Mentira


Não acho que tem dia melhor pra falar da mentira do que hoje, 1º de Abril. Considerado o dia da mentira. Tomarei a liberdade de citar um trecho de Os Irmãos Karamazov de Fiódor Dostoievski na excelente tradução de Paulo Bezerra, pela editora 34.


"O principal é não mentir para si mesmo. Quem mente para si mesmo e dá ouvidos à própria mentira chega a um ponto em que não distingue nenhuma verdade, nem em si, nem nos outros e, portanto, passa a desrespeitar a si mesmo e aos demais. Sem respeitar ninguém, deixa de amar e, sem ter amor, para se ocupar e se distrair entrega-se a paixões e a prazeres grosseiros e acaba na total bestialidade em seus vícios, e tudo isso movido pela contínua mentira para os outros e para si mesmo. Aquele que mente para si mesmo é o primeiro que pode se sentir ofendido. Por às vezes é muito agradável ofender-se, não é mesmo? É que ele sabe que ninguém o ofendeu, e que foi ele mesmo que inventou a ofensa e mentiu para enfeitar, ele mesmo exagerou com o fito de criar um quadro, aferrou-se à palavra de um arqueiro fez um cavaleiro –, ele mesmo sabe disso e ainda assim é o primeiro a ofender-se, e ofender-se a ponto de achar isso agradável, de experimentar uma sensação de grande prazer, e assim chega também a uma animosidade verdadeira"...


Há nessa passagem dois pontos que achei fabulosos.
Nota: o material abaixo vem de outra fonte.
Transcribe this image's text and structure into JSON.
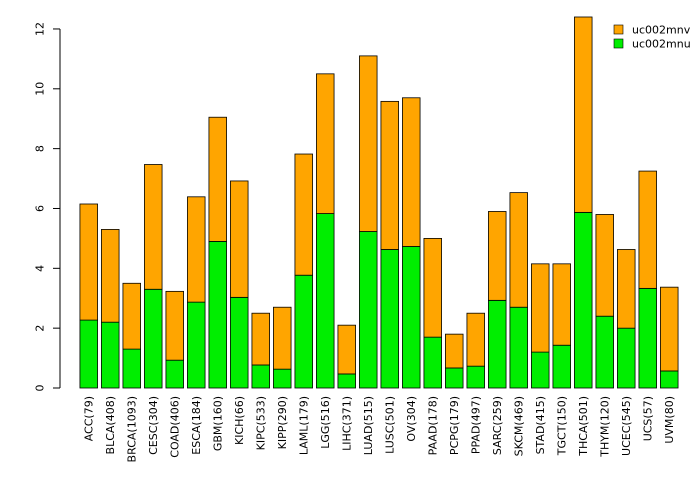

O primeiro refere-se a não mentir para si mesmo. Eis aí um grande perigo e não apenas aos devassos como o personagem do livro, mas a todos, pois a mentira para si mesmo frequentemente surge como uma justificativa qualquer que vai evoluindo para algum exagero dos fatos e acaba como dito no trecho: “não distingue nenhuma verdade, nem em si, nem nos outros”.

Por isso considero tão importante que a pessoa assuma seus próprios erros (sendo assim não haverá motivo para justificar-se, nem exagero, nem mentira para si mesmo).

O segundo ponto é sobre o habito de ofender-se e sentir prazer nisso. Esse é um vício dos mais destrutivos, pois aquele que se ofende e passa a acreditar nessas ofensas inventadas, frequentemente se coloca no papel de vítima, querendo despertar nos demais um sentimento de pena, de piedade, e pior, muitas vezes fica paralisado esperando que alguém resolva seus problemas e acabará se tornando infeliz e “acaba na total bestialidade em seus vícios”.